From a certain perspective, plugins are architecturally similar to micro-services. Each is a discrete collection of functionality that may be pulled into a larger system that has a mostly unrelated release cadence.
Developers Working Support
We have always had a close working relationship between development and support. From time to time, we have even rotated developers into support roles for a week or two at time. This is a common DevOps strategy for a reason. There’s nothing like tracing a customer problem back to your own code to nudge you toward quality.
We also encouraged the sys-admins who planned upgrades over weekend and evening hours to let us know. We made sure to have people familiar with the upgrade standing by in support. Any risks to a successful upgrade would be partially born by the developers responsible for creating it.
Over the years, we’ve added more and more diagnostic information into the tools themselves. Some of it is highly technical, such as thread timers and memory utilization. Others are within the problem domain: uBuild, for instance, will report on the relationships between builds to help diagnose why a build happened (or was skipped). These tools support the sys-admins in inspecting the software and provide the support team with key information.

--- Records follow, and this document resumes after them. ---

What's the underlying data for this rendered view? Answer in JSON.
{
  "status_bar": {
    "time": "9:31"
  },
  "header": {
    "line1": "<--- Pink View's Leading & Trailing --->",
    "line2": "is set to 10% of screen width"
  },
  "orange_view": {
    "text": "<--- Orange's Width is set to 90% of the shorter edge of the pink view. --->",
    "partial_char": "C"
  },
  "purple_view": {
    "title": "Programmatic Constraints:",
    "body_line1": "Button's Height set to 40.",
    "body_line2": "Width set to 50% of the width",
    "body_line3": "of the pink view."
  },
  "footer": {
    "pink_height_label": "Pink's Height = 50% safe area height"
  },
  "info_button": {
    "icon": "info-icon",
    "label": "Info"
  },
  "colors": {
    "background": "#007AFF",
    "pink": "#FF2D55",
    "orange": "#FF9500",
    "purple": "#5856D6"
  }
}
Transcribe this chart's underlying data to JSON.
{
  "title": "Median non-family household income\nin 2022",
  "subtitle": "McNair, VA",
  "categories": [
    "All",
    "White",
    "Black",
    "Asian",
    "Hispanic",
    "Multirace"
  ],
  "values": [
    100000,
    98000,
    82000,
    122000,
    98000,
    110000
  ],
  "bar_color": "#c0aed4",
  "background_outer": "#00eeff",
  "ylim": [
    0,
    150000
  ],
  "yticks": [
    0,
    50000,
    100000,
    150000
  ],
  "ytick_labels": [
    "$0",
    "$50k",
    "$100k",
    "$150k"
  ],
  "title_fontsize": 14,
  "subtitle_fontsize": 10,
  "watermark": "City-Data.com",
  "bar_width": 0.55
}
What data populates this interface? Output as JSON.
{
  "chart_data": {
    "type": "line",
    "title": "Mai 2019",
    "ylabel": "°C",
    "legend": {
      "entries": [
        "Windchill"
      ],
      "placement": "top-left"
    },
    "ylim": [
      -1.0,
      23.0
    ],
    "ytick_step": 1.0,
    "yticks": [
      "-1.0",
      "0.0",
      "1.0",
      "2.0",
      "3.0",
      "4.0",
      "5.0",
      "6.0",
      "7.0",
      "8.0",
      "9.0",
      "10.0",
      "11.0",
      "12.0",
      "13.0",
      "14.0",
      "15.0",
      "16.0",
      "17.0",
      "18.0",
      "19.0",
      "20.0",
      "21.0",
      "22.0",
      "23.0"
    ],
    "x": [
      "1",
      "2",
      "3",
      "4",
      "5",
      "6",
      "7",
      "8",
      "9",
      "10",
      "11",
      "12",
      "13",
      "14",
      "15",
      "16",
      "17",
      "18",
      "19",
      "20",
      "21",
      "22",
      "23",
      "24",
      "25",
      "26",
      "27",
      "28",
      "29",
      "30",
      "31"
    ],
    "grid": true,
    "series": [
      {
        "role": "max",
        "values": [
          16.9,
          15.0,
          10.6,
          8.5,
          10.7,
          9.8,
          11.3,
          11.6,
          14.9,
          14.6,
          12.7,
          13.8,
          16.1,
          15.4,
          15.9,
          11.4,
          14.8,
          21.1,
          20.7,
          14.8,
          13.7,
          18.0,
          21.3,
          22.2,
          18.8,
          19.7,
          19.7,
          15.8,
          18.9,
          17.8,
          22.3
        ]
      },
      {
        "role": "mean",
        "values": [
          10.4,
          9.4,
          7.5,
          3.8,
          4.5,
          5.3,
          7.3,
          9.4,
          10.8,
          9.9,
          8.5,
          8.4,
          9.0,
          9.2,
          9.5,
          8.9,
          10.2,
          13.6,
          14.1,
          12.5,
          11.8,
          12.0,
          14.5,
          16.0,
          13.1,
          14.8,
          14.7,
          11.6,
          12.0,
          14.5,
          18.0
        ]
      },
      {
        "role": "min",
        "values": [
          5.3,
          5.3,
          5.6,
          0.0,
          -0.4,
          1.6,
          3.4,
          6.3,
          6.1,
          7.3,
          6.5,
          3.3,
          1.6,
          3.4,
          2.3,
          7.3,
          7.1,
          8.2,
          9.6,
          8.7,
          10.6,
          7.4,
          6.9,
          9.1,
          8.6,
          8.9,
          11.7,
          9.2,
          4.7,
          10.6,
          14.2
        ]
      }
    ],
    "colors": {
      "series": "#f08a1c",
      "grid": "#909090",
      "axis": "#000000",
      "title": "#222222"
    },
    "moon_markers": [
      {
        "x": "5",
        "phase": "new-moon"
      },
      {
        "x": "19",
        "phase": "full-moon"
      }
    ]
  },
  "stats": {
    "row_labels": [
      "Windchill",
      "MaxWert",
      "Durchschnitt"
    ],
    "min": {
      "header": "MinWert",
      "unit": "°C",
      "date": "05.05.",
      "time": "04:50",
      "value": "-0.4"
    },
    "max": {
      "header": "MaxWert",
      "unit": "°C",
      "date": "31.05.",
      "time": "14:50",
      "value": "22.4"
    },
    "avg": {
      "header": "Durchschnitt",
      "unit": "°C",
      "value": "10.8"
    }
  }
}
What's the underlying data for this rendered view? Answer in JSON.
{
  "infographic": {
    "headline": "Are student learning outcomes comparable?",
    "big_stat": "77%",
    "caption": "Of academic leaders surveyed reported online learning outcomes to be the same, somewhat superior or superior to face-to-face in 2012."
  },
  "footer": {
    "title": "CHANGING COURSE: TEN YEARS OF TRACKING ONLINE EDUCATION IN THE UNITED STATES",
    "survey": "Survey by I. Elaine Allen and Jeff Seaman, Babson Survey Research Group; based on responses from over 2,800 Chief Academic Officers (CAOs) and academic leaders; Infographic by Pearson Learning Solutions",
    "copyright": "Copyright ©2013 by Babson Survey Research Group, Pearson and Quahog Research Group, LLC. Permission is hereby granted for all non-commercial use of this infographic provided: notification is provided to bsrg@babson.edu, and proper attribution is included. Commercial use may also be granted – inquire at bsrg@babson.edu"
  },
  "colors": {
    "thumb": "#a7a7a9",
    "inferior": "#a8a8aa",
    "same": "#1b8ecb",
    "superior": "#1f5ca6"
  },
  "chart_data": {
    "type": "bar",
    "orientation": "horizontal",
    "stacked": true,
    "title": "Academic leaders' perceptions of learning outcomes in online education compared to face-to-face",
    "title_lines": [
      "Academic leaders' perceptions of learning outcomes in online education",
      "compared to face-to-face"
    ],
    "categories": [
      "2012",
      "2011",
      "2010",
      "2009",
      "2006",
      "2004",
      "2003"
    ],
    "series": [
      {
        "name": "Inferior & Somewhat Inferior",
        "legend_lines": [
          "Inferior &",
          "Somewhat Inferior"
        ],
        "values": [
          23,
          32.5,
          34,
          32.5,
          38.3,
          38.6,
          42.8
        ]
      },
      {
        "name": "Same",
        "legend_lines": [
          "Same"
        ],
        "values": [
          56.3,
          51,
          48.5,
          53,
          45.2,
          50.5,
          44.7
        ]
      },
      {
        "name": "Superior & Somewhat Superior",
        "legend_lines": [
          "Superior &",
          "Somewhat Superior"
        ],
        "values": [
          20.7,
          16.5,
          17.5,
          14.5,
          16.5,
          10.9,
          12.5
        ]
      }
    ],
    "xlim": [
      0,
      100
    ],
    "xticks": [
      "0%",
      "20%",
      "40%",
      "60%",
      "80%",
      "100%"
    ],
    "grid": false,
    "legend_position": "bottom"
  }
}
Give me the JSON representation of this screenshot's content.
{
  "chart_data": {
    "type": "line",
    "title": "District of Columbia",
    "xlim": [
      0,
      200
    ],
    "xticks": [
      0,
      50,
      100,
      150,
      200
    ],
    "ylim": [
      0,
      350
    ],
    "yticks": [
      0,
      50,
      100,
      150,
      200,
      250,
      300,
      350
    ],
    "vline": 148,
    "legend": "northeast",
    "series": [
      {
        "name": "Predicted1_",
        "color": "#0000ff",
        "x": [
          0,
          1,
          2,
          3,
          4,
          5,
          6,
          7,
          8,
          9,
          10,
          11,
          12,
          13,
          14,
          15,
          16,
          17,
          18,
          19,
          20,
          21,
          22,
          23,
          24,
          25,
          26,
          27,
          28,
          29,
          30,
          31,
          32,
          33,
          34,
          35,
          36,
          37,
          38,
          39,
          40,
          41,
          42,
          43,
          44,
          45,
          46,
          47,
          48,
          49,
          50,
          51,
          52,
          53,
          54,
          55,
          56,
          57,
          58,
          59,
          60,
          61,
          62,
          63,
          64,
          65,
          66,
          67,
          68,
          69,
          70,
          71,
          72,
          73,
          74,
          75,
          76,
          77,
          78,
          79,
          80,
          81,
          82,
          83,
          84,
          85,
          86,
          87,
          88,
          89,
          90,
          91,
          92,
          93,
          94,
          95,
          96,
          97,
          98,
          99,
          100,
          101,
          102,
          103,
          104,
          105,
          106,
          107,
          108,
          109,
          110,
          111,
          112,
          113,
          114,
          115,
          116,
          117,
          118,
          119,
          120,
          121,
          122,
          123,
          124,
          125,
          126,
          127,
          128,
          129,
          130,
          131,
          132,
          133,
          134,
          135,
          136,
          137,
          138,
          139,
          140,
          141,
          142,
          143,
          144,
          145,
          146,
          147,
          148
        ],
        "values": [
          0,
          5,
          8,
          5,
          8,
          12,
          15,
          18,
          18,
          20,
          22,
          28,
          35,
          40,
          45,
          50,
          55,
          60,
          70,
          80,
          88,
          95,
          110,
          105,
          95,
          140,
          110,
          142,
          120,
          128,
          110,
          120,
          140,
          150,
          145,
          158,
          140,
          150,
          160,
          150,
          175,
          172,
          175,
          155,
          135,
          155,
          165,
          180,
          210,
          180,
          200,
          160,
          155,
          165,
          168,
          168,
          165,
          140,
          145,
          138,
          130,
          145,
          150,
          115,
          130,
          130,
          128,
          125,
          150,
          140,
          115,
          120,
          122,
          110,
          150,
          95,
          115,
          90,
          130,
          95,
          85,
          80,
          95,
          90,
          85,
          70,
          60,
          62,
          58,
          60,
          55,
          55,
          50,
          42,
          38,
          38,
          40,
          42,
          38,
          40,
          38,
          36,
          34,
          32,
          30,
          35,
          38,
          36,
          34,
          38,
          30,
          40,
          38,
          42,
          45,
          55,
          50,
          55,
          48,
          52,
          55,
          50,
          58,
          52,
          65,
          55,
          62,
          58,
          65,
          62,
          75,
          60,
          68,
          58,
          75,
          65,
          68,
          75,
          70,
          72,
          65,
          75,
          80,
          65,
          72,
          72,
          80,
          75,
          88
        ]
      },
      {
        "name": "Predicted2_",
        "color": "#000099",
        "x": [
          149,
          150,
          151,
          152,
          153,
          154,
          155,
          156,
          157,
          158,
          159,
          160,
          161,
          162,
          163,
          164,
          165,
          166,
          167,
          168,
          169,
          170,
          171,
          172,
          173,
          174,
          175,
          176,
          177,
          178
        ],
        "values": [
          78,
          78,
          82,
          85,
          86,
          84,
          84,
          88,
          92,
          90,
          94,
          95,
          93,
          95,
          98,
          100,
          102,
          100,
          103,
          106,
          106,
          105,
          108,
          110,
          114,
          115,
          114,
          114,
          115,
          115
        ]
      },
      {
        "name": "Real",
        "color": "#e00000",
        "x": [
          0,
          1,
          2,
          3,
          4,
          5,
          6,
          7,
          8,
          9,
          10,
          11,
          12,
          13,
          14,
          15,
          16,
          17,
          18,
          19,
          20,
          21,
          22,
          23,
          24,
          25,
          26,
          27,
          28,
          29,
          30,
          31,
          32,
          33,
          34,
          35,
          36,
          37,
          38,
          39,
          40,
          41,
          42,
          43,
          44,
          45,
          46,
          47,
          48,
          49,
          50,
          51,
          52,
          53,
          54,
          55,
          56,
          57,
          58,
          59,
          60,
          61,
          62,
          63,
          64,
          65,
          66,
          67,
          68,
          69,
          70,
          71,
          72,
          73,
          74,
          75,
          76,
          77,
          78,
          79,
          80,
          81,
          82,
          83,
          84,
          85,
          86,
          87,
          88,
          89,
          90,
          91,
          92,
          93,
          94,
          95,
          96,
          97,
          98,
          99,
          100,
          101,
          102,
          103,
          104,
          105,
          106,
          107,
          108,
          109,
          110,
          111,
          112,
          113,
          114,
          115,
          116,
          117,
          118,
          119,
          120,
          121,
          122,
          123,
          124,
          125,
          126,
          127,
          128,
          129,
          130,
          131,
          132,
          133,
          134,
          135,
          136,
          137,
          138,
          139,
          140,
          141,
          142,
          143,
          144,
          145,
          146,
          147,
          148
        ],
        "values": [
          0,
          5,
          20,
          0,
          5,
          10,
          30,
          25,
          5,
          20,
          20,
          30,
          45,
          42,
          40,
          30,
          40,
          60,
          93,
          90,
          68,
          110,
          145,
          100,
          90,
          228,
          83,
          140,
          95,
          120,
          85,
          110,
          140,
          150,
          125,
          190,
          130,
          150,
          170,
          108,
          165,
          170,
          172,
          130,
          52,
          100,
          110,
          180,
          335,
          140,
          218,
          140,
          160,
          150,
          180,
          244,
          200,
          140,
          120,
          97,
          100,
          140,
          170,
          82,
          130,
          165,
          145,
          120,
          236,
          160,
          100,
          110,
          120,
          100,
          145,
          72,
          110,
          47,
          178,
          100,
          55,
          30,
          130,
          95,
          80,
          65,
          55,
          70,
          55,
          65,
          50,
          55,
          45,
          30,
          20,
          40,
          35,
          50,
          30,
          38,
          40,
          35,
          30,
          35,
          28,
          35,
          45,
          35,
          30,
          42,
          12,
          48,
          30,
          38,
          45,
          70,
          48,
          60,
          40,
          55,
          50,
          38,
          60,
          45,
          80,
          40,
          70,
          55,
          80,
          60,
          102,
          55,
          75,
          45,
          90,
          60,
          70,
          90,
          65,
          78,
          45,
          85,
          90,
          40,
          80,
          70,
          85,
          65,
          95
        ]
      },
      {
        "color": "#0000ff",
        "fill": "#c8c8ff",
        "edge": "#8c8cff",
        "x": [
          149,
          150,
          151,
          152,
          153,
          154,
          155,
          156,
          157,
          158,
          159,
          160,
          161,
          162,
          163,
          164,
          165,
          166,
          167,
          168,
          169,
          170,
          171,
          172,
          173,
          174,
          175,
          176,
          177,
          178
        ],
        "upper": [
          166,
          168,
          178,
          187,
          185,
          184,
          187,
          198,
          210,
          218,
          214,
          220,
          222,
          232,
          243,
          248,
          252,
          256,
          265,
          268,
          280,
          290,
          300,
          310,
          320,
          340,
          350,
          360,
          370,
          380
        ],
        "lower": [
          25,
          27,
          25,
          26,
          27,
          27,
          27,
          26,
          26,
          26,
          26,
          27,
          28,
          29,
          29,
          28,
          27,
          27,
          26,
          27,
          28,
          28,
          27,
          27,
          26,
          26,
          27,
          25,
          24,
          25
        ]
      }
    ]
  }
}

Encourage Customers to Have Test Environments
Larger customers often put in place test environments for our products where they can run upgrades using a copy of their data and play with the new features before using them in production. Running the same process against the same data prior to the official cut-over helped boost confidence and facilitate more updates.
Key Lessons Learned
- Yes, there is an “Ops” role for your product. Understand who that is. Consider, for example, what problems an app store solves.
- Developers must cater to anyone between them and the end user.
- Any part of an upgrade that could be automated should be.
- Decouple. It’s not enough to be multi-tier, you need to decouple upgrades and changes as much as possible to make upgrades cheap and low risk.
- If you build it, you help run it. Expose developers to support and regular communication with operations teams. More diagnostics built into the tool is a natural result.